A teary-eyed Ramsay shared a photo on Instagram of Marco holding a Street Burger takeaway bag, saying: “So good when the Great White pops in for a burger.”
But just what pushed the warring chefs to boiling point?
It all started when a fresh-faced Gordon landed a job as Marco’s apprentice in his posh Harveys Restaurant in London at the age of 20.
Marco, who in 1994 was the youngest chef to to be awarded three Michelin stars, said: “I don’t recall what he’d done wrong but I yelled at him and he lost it.
“Gordon crouched down in the corner of the kitchen, buried his head in his hands and started sobbing.”
And this was just the start of what was to become one of showbiz’s biggest fallouts.
Before long, the chefs were at each other’s throats again.
In another incident at Harveys restaurant, Gordon pushed Marco out of the way of a steamer, causing Marco to elbow Gordon, who then dropped his red mullet dish on the floor.
In an interview with Mail Online, Gordon said Marco responded by saying one of the worst things that has ever been said to him.

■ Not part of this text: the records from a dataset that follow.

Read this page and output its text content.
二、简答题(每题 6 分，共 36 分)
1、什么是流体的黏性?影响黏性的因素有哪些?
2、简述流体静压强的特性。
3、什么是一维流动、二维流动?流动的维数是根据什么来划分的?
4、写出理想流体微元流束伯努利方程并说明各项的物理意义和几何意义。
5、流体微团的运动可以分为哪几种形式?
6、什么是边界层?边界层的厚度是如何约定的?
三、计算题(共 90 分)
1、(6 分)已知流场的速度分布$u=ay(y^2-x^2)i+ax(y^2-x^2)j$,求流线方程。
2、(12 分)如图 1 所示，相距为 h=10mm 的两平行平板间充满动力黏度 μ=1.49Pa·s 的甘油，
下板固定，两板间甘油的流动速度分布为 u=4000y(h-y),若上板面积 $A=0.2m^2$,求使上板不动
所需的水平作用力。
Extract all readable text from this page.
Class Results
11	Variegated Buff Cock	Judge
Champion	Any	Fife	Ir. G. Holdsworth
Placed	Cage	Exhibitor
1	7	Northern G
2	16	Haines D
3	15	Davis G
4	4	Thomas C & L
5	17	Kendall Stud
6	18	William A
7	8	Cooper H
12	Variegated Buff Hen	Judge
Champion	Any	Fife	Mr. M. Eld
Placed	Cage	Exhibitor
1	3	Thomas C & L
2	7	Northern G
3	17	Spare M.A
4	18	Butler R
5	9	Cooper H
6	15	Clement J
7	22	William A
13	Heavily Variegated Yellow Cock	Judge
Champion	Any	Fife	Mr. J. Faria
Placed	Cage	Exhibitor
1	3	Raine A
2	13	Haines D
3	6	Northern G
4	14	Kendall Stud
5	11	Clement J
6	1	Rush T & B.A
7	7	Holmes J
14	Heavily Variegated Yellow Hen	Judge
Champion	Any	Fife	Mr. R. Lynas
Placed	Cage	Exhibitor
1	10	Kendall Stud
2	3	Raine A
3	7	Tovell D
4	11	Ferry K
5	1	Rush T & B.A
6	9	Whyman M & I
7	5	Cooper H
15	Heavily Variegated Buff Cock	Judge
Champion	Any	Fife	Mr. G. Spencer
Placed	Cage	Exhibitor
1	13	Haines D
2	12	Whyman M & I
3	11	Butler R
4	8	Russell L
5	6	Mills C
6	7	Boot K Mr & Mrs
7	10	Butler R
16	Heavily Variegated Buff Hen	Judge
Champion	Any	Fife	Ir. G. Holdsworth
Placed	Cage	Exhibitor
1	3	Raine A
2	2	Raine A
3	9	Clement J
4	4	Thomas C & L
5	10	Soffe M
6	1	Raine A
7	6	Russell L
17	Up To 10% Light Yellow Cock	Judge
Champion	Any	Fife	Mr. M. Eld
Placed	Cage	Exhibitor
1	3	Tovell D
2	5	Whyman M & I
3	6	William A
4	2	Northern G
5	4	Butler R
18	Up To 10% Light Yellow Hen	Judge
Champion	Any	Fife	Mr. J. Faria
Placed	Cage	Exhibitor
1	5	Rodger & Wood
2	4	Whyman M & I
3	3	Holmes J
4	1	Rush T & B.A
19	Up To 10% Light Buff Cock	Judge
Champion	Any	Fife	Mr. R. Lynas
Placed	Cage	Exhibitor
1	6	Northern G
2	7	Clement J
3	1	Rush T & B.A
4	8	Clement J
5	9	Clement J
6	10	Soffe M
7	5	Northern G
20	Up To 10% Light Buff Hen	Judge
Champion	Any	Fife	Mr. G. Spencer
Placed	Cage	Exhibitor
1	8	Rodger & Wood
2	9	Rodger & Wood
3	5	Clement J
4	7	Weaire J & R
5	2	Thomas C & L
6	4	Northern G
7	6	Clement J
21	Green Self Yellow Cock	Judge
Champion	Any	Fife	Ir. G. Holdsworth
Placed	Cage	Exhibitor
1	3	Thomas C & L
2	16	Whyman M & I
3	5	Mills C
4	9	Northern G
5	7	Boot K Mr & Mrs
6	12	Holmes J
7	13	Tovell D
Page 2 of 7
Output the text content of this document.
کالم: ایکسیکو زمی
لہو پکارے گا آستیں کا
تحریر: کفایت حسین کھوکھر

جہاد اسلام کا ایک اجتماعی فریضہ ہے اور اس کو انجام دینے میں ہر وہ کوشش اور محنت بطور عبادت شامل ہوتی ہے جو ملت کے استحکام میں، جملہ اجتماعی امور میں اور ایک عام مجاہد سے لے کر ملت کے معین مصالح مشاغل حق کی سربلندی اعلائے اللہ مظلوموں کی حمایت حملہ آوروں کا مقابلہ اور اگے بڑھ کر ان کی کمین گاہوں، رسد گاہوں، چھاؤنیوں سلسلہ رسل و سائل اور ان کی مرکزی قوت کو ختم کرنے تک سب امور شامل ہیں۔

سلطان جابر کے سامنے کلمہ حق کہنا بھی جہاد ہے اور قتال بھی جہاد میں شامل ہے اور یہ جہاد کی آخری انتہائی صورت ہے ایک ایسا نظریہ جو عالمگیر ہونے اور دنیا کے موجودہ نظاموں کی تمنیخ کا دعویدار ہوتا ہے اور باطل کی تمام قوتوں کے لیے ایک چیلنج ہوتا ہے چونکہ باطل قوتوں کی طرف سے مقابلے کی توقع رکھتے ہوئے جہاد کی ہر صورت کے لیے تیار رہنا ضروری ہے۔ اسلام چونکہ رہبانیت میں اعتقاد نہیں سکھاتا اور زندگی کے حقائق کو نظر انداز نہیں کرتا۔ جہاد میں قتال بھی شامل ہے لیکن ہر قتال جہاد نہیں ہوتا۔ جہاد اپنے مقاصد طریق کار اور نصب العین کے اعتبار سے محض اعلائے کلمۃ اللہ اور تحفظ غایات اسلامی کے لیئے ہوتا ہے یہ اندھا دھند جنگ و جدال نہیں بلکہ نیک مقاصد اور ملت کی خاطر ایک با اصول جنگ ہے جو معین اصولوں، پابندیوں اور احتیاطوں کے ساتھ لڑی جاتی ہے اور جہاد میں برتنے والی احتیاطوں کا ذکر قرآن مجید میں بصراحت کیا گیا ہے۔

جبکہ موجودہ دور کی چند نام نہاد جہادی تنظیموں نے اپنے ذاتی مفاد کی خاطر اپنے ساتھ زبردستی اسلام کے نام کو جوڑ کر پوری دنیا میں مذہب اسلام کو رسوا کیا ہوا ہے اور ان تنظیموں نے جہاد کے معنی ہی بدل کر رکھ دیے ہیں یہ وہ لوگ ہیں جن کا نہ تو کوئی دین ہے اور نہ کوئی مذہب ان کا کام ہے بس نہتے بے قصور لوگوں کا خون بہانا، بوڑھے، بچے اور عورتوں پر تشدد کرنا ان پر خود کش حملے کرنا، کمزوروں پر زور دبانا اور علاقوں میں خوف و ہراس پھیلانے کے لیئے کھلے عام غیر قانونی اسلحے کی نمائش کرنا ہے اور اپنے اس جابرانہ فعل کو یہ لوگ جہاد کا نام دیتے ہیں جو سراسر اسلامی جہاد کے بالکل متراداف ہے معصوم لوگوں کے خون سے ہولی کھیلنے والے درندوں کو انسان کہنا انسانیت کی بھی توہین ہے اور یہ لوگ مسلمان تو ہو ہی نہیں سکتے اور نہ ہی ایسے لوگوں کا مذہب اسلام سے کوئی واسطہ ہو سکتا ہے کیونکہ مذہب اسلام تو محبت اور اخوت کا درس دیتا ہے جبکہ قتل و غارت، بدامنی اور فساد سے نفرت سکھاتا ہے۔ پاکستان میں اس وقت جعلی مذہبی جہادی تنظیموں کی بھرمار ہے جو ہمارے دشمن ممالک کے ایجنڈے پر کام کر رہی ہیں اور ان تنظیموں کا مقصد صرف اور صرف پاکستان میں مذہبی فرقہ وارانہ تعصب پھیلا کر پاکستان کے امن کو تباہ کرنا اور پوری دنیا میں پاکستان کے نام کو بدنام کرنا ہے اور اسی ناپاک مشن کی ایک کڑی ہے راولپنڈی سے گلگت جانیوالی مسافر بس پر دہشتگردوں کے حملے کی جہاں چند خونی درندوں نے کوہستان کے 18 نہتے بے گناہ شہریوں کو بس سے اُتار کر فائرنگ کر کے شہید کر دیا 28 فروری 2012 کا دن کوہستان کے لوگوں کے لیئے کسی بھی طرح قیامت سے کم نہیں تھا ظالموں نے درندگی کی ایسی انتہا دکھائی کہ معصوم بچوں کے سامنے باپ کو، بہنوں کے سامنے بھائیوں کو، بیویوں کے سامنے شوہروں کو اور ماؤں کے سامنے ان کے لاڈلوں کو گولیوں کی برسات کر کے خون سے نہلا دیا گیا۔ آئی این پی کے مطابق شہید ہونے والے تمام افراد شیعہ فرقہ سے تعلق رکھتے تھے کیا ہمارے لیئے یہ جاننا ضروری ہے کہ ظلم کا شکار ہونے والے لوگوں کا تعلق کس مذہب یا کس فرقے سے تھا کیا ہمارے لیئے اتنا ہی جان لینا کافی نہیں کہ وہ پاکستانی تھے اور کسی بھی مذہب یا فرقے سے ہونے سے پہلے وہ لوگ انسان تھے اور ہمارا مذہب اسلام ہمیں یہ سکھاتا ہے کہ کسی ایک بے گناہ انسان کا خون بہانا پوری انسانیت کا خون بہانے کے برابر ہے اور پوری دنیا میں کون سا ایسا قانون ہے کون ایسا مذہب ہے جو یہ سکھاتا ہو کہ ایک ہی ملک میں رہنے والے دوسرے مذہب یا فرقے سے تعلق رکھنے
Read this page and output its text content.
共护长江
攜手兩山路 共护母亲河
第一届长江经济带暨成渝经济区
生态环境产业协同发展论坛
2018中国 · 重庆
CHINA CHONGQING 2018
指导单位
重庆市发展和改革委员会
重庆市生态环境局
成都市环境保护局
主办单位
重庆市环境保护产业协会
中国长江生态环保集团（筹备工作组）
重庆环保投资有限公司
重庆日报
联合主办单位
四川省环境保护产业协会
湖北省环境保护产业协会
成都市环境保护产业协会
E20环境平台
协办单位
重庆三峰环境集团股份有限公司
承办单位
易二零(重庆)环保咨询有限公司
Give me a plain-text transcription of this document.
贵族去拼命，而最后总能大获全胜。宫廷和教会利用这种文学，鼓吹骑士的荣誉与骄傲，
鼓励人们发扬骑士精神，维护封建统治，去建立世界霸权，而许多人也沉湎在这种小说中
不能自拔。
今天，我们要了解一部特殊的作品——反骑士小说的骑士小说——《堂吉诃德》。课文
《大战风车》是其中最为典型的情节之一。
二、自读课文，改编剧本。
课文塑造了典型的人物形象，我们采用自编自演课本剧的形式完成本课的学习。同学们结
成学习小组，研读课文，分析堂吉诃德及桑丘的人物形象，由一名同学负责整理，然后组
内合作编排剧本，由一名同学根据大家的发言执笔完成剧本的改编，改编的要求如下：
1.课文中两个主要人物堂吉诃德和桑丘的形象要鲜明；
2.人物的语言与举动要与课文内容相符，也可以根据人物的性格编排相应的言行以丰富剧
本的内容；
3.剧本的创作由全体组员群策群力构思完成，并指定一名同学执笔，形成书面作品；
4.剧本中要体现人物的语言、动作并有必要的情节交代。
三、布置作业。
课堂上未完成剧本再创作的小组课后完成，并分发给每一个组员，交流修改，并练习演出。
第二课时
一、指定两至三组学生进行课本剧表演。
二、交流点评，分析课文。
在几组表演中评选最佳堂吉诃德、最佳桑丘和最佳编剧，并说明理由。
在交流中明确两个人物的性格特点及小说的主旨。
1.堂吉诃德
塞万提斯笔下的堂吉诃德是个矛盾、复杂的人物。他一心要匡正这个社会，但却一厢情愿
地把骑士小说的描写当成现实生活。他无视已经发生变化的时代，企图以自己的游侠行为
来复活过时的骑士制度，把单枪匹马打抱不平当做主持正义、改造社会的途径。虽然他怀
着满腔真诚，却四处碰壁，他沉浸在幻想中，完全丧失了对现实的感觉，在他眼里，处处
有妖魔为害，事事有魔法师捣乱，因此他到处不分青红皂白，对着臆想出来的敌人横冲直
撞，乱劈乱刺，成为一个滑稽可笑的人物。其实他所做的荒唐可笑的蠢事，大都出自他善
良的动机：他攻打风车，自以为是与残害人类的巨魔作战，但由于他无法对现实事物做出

Gordon explained: “He said, ‘You’re like dog s*** – always in the middle of the road’.”
Their hate for one another became so bad that they even refused to be in the same room.
In his 2006 Memoir, Marco said he and Gordon found themselves dining at Heston Blumenthal’s famous Fat Duck restaurant at the same time.
Things heated up when Marco told Heston to ask Gordon to leave, with Heston advising Gordon to have a word with Marco about the situation.
After telling Marco that he had ruined his day, Gordon had the last word by saying to his former mentor, “You fat b******. I’ve always wanted to call you that.”
The feud ramped up even further when Ramsay turned up to Marco’s 2006 wedding and filmed the ceremony behind the bushes for one of his TV shows, with Marco calling it “the straw that broke the camel’s back”.
Marco added: “Six months later, I watched his TV show and there he was, winking at the camera at my wedding.
“If he’d asked me if he could film some of it to help his show and career, then I would have let him.”
Despite their ongoing feud Ramsay still managed to have some kind words to say about his rival when he appeared on the Jonathan Ross show describing Marco as a “father figure in the kitchen” who was “an amazing guy to work with”.
And he continued his praise for Marco – attributing much of his success to him – in New Yorker Magazine, saying “Lightness, delicacy, finesse, balance—I wouldn’t be where I am now if it weren’t for Marco”.
And Marco obviously taught Gordon well, because he too went on to open up a string of his own restaurants and star in his very own TV shows including Hell’s Kitchen and Gordon Ramsay’s Kitchen Nightmares, gaining notoriety for his foul-mouthed outbursts.